The PBOC has been depreciating its currency all week, lifting its daily setting for the yuan against the US dollar from 6.9795 on Monday to 7.0026 today – the central bank allows the yuan to fluctuate by 2 per cent around each day's midpoint.
It also followed up a cut on Monday in interest rates on medium-term lending by today cutting its one-year loan prime rate by 10 basis points and its five-year LPR by five basis points, cuts that had been expected by the market.
"The PBoC needs to exceed the market expectations, not hit them in this environment," said Stephen Innes, chief market strategist at AxiCorp.
Mike Shirley, a dealer at Kiwibank, said depreciating the yuan "is great for them, maybe, but it's still that psychological thing that anything over seven is bad."
Earlier today, the New Zealand currency fell as low as 63.50 US cents, its lowest level since November.
Sentiment wasn't helped by Australian Bureau of Statistics data showing that country's unemployment rate rising to 5.3 per cent in January from 5.1 per cent in December.

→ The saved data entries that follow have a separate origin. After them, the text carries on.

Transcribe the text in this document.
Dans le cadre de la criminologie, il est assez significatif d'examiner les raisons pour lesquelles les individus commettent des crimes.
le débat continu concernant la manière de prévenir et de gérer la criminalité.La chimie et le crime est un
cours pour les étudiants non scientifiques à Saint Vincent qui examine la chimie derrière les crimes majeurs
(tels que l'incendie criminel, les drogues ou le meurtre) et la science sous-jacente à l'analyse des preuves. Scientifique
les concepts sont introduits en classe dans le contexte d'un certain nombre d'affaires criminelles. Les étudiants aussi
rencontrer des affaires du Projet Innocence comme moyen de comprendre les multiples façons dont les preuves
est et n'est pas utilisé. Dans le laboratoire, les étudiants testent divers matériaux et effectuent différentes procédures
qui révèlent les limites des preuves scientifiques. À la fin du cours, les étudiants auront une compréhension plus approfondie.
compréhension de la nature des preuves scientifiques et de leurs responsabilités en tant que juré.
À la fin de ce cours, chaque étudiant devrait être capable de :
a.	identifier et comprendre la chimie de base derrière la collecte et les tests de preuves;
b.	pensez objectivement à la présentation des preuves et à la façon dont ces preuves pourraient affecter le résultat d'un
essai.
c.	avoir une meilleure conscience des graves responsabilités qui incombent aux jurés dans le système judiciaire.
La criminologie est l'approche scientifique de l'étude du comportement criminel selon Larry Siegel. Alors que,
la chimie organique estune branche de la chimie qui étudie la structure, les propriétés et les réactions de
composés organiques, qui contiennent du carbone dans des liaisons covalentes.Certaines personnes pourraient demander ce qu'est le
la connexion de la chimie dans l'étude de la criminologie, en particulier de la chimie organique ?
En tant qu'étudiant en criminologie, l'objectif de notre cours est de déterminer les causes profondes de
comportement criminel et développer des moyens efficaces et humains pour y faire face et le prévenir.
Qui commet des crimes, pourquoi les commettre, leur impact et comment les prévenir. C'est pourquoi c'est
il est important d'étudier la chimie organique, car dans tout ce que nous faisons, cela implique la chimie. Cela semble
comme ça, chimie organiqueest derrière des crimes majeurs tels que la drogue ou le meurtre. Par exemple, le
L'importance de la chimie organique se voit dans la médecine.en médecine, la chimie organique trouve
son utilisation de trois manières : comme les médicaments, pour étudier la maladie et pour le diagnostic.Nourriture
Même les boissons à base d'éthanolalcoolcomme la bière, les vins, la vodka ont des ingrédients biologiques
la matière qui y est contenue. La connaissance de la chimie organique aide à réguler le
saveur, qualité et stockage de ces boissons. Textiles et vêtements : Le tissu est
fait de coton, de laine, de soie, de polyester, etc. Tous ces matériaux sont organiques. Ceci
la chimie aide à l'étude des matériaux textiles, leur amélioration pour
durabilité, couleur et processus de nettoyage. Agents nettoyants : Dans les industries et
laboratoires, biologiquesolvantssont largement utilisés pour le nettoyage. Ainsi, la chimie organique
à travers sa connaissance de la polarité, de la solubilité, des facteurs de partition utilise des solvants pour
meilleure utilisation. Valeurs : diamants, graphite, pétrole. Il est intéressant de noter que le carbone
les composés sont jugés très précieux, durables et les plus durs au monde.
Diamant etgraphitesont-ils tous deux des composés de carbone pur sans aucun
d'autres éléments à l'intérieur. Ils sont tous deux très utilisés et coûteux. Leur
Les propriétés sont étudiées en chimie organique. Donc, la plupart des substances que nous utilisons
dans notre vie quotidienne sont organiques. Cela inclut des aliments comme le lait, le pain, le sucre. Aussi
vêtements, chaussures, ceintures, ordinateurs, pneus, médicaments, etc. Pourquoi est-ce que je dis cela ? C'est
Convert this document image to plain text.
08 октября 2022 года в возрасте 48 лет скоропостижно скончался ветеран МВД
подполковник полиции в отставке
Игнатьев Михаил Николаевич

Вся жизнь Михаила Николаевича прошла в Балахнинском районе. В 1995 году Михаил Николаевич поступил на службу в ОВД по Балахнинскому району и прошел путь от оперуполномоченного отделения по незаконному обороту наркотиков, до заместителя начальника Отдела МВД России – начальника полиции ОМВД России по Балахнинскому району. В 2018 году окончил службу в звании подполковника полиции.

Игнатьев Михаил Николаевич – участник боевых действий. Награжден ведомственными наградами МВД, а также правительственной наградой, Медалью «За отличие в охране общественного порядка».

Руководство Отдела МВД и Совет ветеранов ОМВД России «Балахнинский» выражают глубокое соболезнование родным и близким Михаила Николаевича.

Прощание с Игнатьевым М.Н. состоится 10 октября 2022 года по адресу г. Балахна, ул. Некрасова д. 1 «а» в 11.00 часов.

That was despite stronger than expected jobs growth, and a switch from part-time jobs into full-time ones, because the participation rate also rose.
The market focuses obsessively on Australian jobs data because of its importance to the Reserve Bank of Australia.
"Australian labour market data is always a bit of a mixed bag," Shirley said. "This was for January so coronavirus won't be fully reflected in that. It's the February data that will perhaps be more important from the RBA's perspective," Shirley said.
Coronavirus is still the market's dominant theme. "It's very sentiment driven, very scaredy-cat stuff. Every loud noise or bang and some people will react."
The New Zealand dollar was at 95.71 Australian cents from 95.43 at 5pm yesterday, at 49.21 British pence from 49.18, at 58.82 euro cents from 59.19, at 70.75 yen from 70.35 and at 4.4628 Chinese yuan from 4.4777.
The two-year swap rate rose to a bid price of 1.0400 per cent from 1.0902 yesterday while 10-year swaps fell to 1.3850 per cent from 1.4425.